Grande parte do hidrogênio da Terra está preso na água (é o H em H₂O). Para extrair o hidrogênio e trabalhar com ele, as indústrias atualmente precisam de catalisadores caros como a platina. No entanto, também existem catalisadores biológicos de hidrogênio, enzimas chamadas hidrogenases, que não precisam de metais preciosos e funcionam em uma variedade maior de condições.

Descobrimos que algumas arqueias produzem hidrogenases altamente simplificadas. Essas enzimas podem formar uma base para catalisadores de hidrogênio mais eficientes e econômicos.

Um diagrama que mostra uma molécula complexa, rotulada como 'Ultraminimal H2-producing [FeFe]-hydrogenases'.
Um diagrama que mostra uma enzima hidrogenase aerodinâmica de arqueia. Rhys Grinter

Hidrogênio e a história da vida

Talvez o hidrogênio seja a chave para a nossa energia futura. Mas vale a pena mencionar que o hidrogênio também ajuda a explicar nosso passado.

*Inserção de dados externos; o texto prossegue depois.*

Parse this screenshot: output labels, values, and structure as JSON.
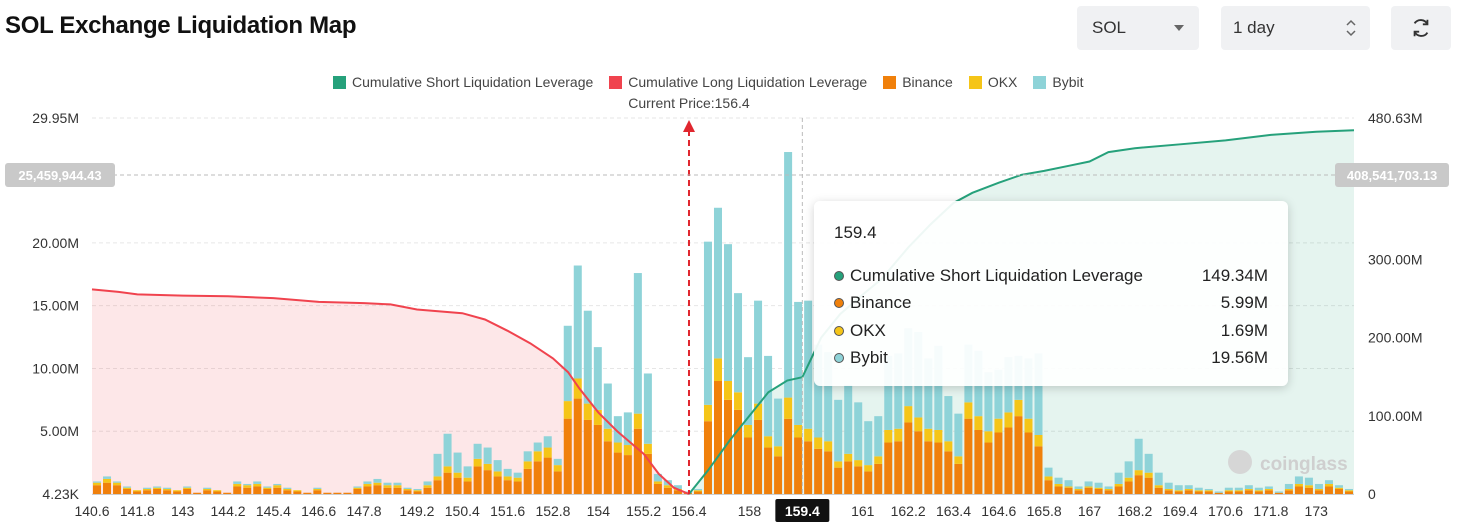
{
  "header": {
    "title": "SOL Exchange Liquidation Map",
    "symbol_select": "SOL",
    "range_select": "1 day",
    "refresh_icon": "refresh-icon"
  },
  "legend": [
    {
      "label": "Cumulative Short Liquidation Leverage",
      "color": "#26a17b"
    },
    {
      "label": "Cumulative Long Liquidation Leverage",
      "color": "#f0434e"
    },
    {
      "label": "Binance",
      "color": "#f0800b"
    },
    {
      "label": "OKX",
      "color": "#f5c518"
    },
    {
      "label": "Bybit",
      "color": "#8ed3d8"
    }
  ],
  "current_price_label": "Current Price:156.4",
  "crosshair": {
    "left_value": "25,459,944.43",
    "right_value": "408,541,703.13",
    "x_value": "159.4"
  },
  "tooltip": {
    "title": "159.4",
    "rows": [
      {
        "name": "Cumulative Short Liquidation Leverage",
        "value": "149.34M",
        "color": "#26a17b"
      },
      {
        "name": "Binance",
        "value": "5.99M",
        "color": "#f0800b"
      },
      {
        "name": "OKX",
        "value": "1.69M",
        "color": "#f5c518"
      },
      {
        "name": "Bybit",
        "value": "19.56M",
        "color": "#8ed3d8"
      }
    ]
  },
  "watermark": "coinglass",
  "chart_data": {
    "type": "bar",
    "title": "SOL Exchange Liquidation Map",
    "current_price": 156.4,
    "x_range": [
      140.6,
      174.0
    ],
    "x_tick_labels": [
      "140.6",
      "141.8",
      "143",
      "144.2",
      "145.4",
      "146.6",
      "147.8",
      "149.2",
      "150.4",
      "151.6",
      "152.8",
      "154",
      "155.2",
      "156.4",
      "158",
      "159.4",
      "161",
      "162.2",
      "163.4",
      "164.6",
      "165.8",
      "167",
      "168.2",
      "169.4",
      "170.6",
      "171.8",
      "173"
    ],
    "y_left_tick_labels": [
      "4.23K",
      "5.00M",
      "10.00M",
      "15.00M",
      "20.00M",
      "29.95M"
    ],
    "y_left_range": [
      0,
      29950000
    ],
    "y_right_tick_labels": [
      "0",
      "100.00M",
      "200.00M",
      "300.00M",
      "480.63M"
    ],
    "y_right_range": [
      0,
      480630000
    ],
    "cumulative_long": {
      "name": "Cumulative Long Liquidation Leverage",
      "points": [
        [
          140.6,
          16.3
        ],
        [
          141.3,
          16.1
        ],
        [
          141.8,
          15.9
        ],
        [
          143,
          15.8
        ],
        [
          144.2,
          15.75
        ],
        [
          145.4,
          15.6
        ],
        [
          146.6,
          15.3
        ],
        [
          147.8,
          15.2
        ],
        [
          148.5,
          15.1
        ],
        [
          149.2,
          14.7
        ],
        [
          150.4,
          14.4
        ],
        [
          151.0,
          13.9
        ],
        [
          151.6,
          13.0
        ],
        [
          152.2,
          12.0
        ],
        [
          152.8,
          10.8
        ],
        [
          153.2,
          9.7
        ],
        [
          153.5,
          8.4
        ],
        [
          154,
          6.5
        ],
        [
          154.5,
          5.0
        ],
        [
          155.2,
          3.2
        ],
        [
          155.6,
          1.6
        ],
        [
          156.0,
          0.5
        ],
        [
          156.4,
          0.0
        ]
      ]
    },
    "cumulative_short": {
      "name": "Cumulative Short Liquidation Leverage",
      "points": [
        [
          156.4,
          0
        ],
        [
          156.9,
          30
        ],
        [
          157.5,
          70
        ],
        [
          158,
          100
        ],
        [
          158.5,
          130
        ],
        [
          159.0,
          145
        ],
        [
          159.4,
          149.34
        ],
        [
          159.9,
          200
        ],
        [
          160.4,
          230
        ],
        [
          161,
          255
        ],
        [
          161.5,
          275
        ],
        [
          162.2,
          315
        ],
        [
          162.8,
          345
        ],
        [
          163.4,
          372
        ],
        [
          163.9,
          385
        ],
        [
          164.6,
          398
        ],
        [
          165.2,
          408
        ],
        [
          165.8,
          413
        ],
        [
          166.5,
          420
        ],
        [
          167,
          425
        ],
        [
          167.5,
          437
        ],
        [
          168.2,
          442
        ],
        [
          169.4,
          447
        ],
        [
          170.6,
          452
        ],
        [
          171.8,
          459
        ],
        [
          173,
          463
        ],
        [
          174,
          465
        ]
      ]
    },
    "series": [
      {
        "name": "Binance",
        "color": "#f0800b",
        "values": [
          0.7,
          0.9,
          0.7,
          0.4,
          0.2,
          0.3,
          0.4,
          0.3,
          0.2,
          0.4,
          0.1,
          0.3,
          0.2,
          0.1,
          0.6,
          0.5,
          0.6,
          0.4,
          0.5,
          0.3,
          0.2,
          0.1,
          0.3,
          0.1,
          0.1,
          0.1,
          0.4,
          0.6,
          0.7,
          0.5,
          0.5,
          0.3,
          0.2,
          0.5,
          1.1,
          1.7,
          1.3,
          1.0,
          2.2,
          1.9,
          1.4,
          1.1,
          1.0,
          2.0,
          2.6,
          2.9,
          1.8,
          6.0,
          7.6,
          5.9,
          5.5,
          4.2,
          3.3,
          3.1,
          5.2,
          3.2,
          0.8,
          0.5,
          0.3,
          0.1,
          0.2,
          5.8,
          9.0,
          7.5,
          6.7,
          4.5,
          5.9,
          3.7,
          3.0,
          5.99,
          4.5,
          4.2,
          3.6,
          3.4,
          2.1,
          2.6,
          2.2,
          1.8,
          2.4,
          4.1,
          4.2,
          5.7,
          5.0,
          4.2,
          4.1,
          3.4,
          2.4,
          6.0,
          5.1,
          4.1,
          4.9,
          5.3,
          6.2,
          4.9,
          3.8,
          1.1,
          0.6,
          0.5,
          0.3,
          0.5,
          0.4,
          0.3,
          0.6,
          1.0,
          1.5,
          1.3,
          0.5,
          0.3,
          0.2,
          0.3,
          0.2,
          0.2,
          0.1,
          0.2,
          0.2,
          0.3,
          0.2,
          0.3,
          0.1,
          0.3,
          0.6,
          0.5,
          0.3,
          0.6,
          0.4,
          0.2
        ]
      },
      {
        "name": "OKX",
        "color": "#f5c518",
        "values": [
          0.2,
          0.3,
          0.2,
          0.1,
          0.1,
          0.1,
          0.1,
          0.1,
          0.1,
          0.1,
          0.0,
          0.1,
          0.1,
          0.0,
          0.2,
          0.2,
          0.2,
          0.1,
          0.2,
          0.1,
          0.1,
          0.0,
          0.1,
          0.0,
          0.0,
          0.0,
          0.1,
          0.2,
          0.2,
          0.2,
          0.2,
          0.1,
          0.1,
          0.2,
          0.3,
          0.5,
          0.4,
          0.3,
          0.6,
          0.5,
          0.4,
          0.3,
          0.3,
          0.6,
          0.8,
          0.8,
          0.5,
          1.4,
          1.6,
          1.3,
          1.2,
          1.0,
          0.8,
          0.8,
          1.2,
          0.8,
          0.2,
          0.2,
          0.1,
          0.0,
          0.1,
          1.3,
          1.8,
          1.5,
          1.4,
          1.0,
          1.3,
          0.9,
          0.8,
          1.69,
          1.0,
          1.0,
          0.9,
          0.8,
          0.5,
          0.6,
          0.5,
          0.5,
          0.6,
          1.0,
          1.0,
          1.3,
          1.1,
          1.0,
          1.0,
          0.8,
          0.6,
          1.3,
          1.1,
          0.9,
          1.1,
          1.2,
          1.3,
          1.1,
          0.9,
          0.3,
          0.2,
          0.1,
          0.1,
          0.1,
          0.1,
          0.1,
          0.2,
          0.3,
          0.4,
          0.4,
          0.2,
          0.1,
          0.1,
          0.1,
          0.1,
          0.1,
          0.0,
          0.1,
          0.1,
          0.1,
          0.1,
          0.1,
          0.0,
          0.1,
          0.2,
          0.2,
          0.1,
          0.2,
          0.1,
          0.1
        ]
      },
      {
        "name": "Bybit",
        "color": "#8ed3d8",
        "values": [
          0.1,
          0.2,
          0.1,
          0.1,
          0.0,
          0.1,
          0.1,
          0.1,
          0.0,
          0.1,
          0.0,
          0.1,
          0.0,
          0.0,
          0.2,
          0.1,
          0.2,
          0.1,
          0.1,
          0.1,
          0.0,
          0.0,
          0.1,
          0.0,
          0.0,
          0.0,
          0.1,
          0.2,
          0.3,
          0.2,
          0.2,
          0.1,
          0.1,
          0.3,
          1.8,
          2.6,
          1.6,
          0.9,
          1.2,
          1.3,
          0.9,
          0.6,
          0.4,
          0.8,
          0.7,
          0.9,
          0.5,
          6.0,
          9.0,
          7.4,
          5.0,
          3.6,
          2.1,
          2.6,
          11.2,
          5.6,
          0.6,
          0.4,
          0.3,
          0.1,
          0.1,
          13.0,
          12.0,
          10.9,
          7.9,
          5.4,
          8.2,
          6.4,
          3.8,
          19.56,
          9.8,
          10.2,
          7.4,
          7.1,
          4.9,
          5.5,
          4.6,
          3.5,
          3.2,
          5.9,
          6.0,
          6.2,
          6.8,
          5.6,
          6.7,
          3.6,
          3.4,
          4.6,
          5.2,
          4.7,
          3.9,
          4.4,
          3.5,
          4.8,
          6.5,
          0.7,
          0.5,
          0.5,
          0.2,
          0.4,
          0.4,
          0.2,
          0.9,
          1.3,
          2.5,
          1.5,
          1.0,
          0.5,
          0.4,
          0.3,
          0.2,
          0.1,
          0.1,
          0.2,
          0.2,
          0.3,
          0.2,
          0.2,
          0.1,
          0.4,
          0.6,
          0.6,
          0.4,
          0.3,
          0.2,
          0.1
        ]
      }
    ],
    "legend_position": "top-center",
    "grid": true
  }
}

Os primeiros eucariontes (os ancestrais de todos os animais, plantas e fungos) evoluíram há cerca de dois bilhões de anos, quando uma célula arqueana e uma célula bacteriana se fundiram.

Por que elas se fundiram? A teoria mais amplamente aceita, conhecida como “a hipótese do hidrogênio”, sugere que a fusão de duas células permite que elas troquem gás hidrogênio de forma mais eficiente. Um cenário provável é que a célula arqueana sobreviveu produzindo hidrogênio, que a célula bacteriana consumiu para produzir sua própria energia.

Por fim, esse processo deu origem a todos os eucariontes ao longo de um bilhão de anos de evolução. A maioria dos eucariontes modernos, inclusive os humanos, perdeu a capacidade de usar o hidrogênio.

Mas ainda existem vestígios das antigas arqueias e bactérias. O corpo de nossas células vem das arqueias, enquanto as organelas produtoras de energia dentro das células, chamadas mitocôndrias, são derivadas das bactérias.

O hidrogênio pode ser simples, mas ajudou a criar grande parte da complexidade da vida na Terra.